Die Nato hat der Ukraine in der vergangenen Woche versprochen, "in Kürze" Jammer zu liefern: Elektromagnetische Störsender. Sie sollen die Funkverbindung zwischen Drohne und Steuerungsgerät blockieren. Einfach und kostengünstig.

Aus ähnlichen Motiven forciert Israel die Entwicklung von Laserwaffen, nachdem die Palästinenser mit billigen Raketen es dazu gebracht hatten, einen aufwendigen Schutzschirm aufzuspannen: den "Iron Dome". Nach erfolgreichem Test twitterte Ministerpräsident Naftali Bennett, "es mag wie Science-Fiction klingen, aber es ist real". Es sei das weltweit erste energiebasierte Waffensystem, das einen Laser verwende – zu Kosten von nur 3.50 US-Dollar.pro Schuss.

Ukraine-Krieg: Kiew setzte früh auf Drohnen, auch auf Kamikaze-Drohnen

Die "Schahed 136" sind die Antwort auf die High-Tech-Waffen der Amerikaner. Die Iraner bauen sie mit einfachsten Komponenten in einer Industrieanlage. Entscheidend ist, dass sie große Mengen zu geringen Stückkosten herstellen.

Es ist naheliegend, dass die Russen sich damit eindeckten, weil sie nach Ansicht des Hamburger Militärexperten Hans Krech "auf dem Gebiet der Drohnenentwicklung ein Entwicklungsland" sind. Sie haben weder die Produktionskapazitäten für die Massenherstellung noch das Know-How, um mit den USA, China oder Israel mitzuhalten. Sie sind zum Beispiel nicht in der Lage, Drohnen durch eine Cloud zu verbinden; und ganze Schwärme teilautonom einzusetzen.

Die "New York Times" berichtet, dass der Iran eigens Ausbilder abgestellt hat, um das russische Militär bei der Bedienung iranischer Drohnen zu schulen. Sie sollten den Russen helfen, Probleme mit der aus Teheran erworbenen Drohnenflotte zu bewältigen.

Wenn der ukrainische Generalstab behauptet, 1276 Drohnen abgeschossen zu haben, waren es überwiegend Aufklärungsdrohnen des Typs STT Orlan-1; die zumeist die Artillerie zu unterstützen. Umgekehrt hatte die Ukraine früh erkannt, wie tödlich effizient Drohnen im modernen Krieg sind.

Sie hat schon vor dem Krieg türkische Bayraktar-Drohnen gekauft und mit dem Hersteller eine gemeinsame Firma gegründet.
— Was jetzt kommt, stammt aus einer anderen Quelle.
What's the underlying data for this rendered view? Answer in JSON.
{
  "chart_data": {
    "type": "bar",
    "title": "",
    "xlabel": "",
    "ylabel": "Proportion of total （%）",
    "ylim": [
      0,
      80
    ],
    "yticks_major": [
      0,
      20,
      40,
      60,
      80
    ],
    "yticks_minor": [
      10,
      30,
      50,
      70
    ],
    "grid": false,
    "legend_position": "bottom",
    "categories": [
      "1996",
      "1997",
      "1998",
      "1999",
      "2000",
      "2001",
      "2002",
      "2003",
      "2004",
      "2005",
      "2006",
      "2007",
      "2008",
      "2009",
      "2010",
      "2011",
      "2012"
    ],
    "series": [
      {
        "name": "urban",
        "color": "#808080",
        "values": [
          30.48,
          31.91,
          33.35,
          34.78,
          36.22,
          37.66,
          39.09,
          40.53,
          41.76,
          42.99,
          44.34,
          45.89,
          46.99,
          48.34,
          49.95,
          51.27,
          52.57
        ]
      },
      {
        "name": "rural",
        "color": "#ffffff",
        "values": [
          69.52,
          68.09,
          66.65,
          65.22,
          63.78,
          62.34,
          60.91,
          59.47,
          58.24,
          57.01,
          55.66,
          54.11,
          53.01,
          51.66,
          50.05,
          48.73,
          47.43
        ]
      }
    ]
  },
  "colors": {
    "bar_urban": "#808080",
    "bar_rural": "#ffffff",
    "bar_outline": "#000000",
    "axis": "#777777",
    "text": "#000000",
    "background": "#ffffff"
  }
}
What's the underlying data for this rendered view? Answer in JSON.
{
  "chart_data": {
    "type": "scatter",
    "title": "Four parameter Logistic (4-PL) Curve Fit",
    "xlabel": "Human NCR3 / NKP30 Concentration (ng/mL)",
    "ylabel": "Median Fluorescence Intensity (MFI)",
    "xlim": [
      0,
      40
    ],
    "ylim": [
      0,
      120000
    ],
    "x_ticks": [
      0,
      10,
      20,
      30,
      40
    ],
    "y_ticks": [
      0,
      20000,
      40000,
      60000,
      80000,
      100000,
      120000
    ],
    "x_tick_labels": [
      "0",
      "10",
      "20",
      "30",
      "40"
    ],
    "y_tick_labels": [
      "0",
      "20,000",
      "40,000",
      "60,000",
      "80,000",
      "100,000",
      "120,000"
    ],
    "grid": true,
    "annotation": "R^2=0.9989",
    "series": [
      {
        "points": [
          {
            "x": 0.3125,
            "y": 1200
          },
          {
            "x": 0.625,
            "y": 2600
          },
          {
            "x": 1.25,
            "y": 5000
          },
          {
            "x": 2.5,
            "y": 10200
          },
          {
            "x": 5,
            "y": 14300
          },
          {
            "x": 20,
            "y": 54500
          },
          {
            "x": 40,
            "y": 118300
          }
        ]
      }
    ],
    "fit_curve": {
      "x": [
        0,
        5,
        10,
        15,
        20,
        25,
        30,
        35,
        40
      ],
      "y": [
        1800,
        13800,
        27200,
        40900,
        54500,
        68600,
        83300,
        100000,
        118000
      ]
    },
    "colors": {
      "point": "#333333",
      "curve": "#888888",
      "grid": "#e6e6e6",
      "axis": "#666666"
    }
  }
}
Dass die Ukraine zum Friedhof russischer Kampfpanzer wurde, geht auch auf diese Drohne zurück.

Die Ukrainer besitzen ebenfalls Kamikaze-Drohnen: Die Switchblade 300 und 600 aus den USA. Das 300er-Modell ist nur knapp drei Kilo schwer und kann binnen 15 Minuten aufgebaut werden. Kostenpunkt: 70.000 Dollar. Anders als die iranischen Drohnen, die nach Angaben aus der Ukraine "wie eine Kettensäge oder ein Motorroller" klingen, ist die Switchblade leise, da sie von einem Elektromotor angetrieben wird.
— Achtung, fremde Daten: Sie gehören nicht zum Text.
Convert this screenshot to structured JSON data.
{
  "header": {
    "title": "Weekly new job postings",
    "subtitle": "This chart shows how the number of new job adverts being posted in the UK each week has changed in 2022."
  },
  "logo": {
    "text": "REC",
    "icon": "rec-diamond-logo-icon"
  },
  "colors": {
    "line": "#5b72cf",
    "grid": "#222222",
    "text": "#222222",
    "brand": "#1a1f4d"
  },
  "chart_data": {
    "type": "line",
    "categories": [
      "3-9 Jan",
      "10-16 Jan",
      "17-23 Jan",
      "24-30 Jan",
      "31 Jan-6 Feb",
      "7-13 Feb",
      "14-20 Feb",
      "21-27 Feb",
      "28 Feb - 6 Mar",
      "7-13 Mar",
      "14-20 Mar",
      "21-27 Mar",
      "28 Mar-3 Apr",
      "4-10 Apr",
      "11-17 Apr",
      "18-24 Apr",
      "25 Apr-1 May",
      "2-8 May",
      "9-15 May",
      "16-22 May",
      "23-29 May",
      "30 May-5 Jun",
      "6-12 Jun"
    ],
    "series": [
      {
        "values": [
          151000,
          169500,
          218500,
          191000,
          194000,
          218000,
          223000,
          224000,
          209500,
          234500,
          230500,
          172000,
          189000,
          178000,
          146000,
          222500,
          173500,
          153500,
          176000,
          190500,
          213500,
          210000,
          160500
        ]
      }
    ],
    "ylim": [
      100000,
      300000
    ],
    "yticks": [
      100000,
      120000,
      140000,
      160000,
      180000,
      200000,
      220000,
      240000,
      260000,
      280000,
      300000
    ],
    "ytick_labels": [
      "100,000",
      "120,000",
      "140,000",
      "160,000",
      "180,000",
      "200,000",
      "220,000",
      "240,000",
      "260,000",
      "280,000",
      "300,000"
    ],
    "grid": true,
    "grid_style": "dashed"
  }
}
Ukraine-Krieg: Sind die iranische Drohnen nur eine Notlösung?

Es kann sein, dass die Russen verstärkt auf iranische Drohnen setzen, weil ihnen die Raketen ausgehen, wie der britische Geheimdienst spekuliert. Oder: Aus ökonomischem Kalkül auf Billigwaffen zurückgreifen, "um den Verteidiger ökonomisch auszuhöhlen", wie es Burkhard Meißner vom German Institute for Defence and Strategic Studies in Hamburg für möglich hält.
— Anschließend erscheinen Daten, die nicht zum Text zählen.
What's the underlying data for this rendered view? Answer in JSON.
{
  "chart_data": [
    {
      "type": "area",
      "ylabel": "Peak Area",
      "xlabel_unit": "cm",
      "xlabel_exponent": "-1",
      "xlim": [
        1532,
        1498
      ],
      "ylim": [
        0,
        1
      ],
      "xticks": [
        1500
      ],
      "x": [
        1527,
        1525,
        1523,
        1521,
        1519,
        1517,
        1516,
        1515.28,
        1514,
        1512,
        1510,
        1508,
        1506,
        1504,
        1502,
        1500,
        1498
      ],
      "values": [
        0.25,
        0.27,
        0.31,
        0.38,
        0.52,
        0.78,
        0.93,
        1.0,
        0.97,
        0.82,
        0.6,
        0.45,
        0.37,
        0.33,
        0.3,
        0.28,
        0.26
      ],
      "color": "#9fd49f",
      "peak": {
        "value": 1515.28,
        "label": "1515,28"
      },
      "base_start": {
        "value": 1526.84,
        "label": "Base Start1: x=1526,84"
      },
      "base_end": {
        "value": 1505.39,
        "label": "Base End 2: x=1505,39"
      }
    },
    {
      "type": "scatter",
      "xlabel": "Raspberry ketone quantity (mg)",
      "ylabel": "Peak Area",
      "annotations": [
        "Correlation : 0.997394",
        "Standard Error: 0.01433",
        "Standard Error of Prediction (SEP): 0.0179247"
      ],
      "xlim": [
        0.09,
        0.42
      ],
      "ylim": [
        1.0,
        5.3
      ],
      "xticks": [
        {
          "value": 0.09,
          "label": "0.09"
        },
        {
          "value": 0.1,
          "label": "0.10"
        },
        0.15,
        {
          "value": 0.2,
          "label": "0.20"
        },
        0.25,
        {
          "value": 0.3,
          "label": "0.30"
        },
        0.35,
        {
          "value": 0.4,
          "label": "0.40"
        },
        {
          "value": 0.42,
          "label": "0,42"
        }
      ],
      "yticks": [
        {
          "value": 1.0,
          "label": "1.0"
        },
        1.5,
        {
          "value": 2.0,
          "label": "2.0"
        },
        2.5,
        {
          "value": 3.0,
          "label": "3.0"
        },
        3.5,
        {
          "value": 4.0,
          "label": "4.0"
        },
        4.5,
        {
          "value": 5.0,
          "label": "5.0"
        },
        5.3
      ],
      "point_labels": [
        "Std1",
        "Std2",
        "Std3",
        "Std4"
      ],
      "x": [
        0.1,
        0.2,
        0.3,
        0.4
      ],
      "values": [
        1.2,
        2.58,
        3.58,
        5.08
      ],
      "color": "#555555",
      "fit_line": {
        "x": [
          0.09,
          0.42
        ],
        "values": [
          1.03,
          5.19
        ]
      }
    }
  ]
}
In jedem Fall kopieren sie die Kriegsführung der Ukraine. Es ist zweifelhaft, ob die Drohnen das Kriegsgeschehen auf breiter Front verändern werden. Sie sind eher kein Gamechanger. Aber sie eignen sich für Schläge auf die zivile Infrastruktur. Als Terrorwaffen sind sie zum Fürchten..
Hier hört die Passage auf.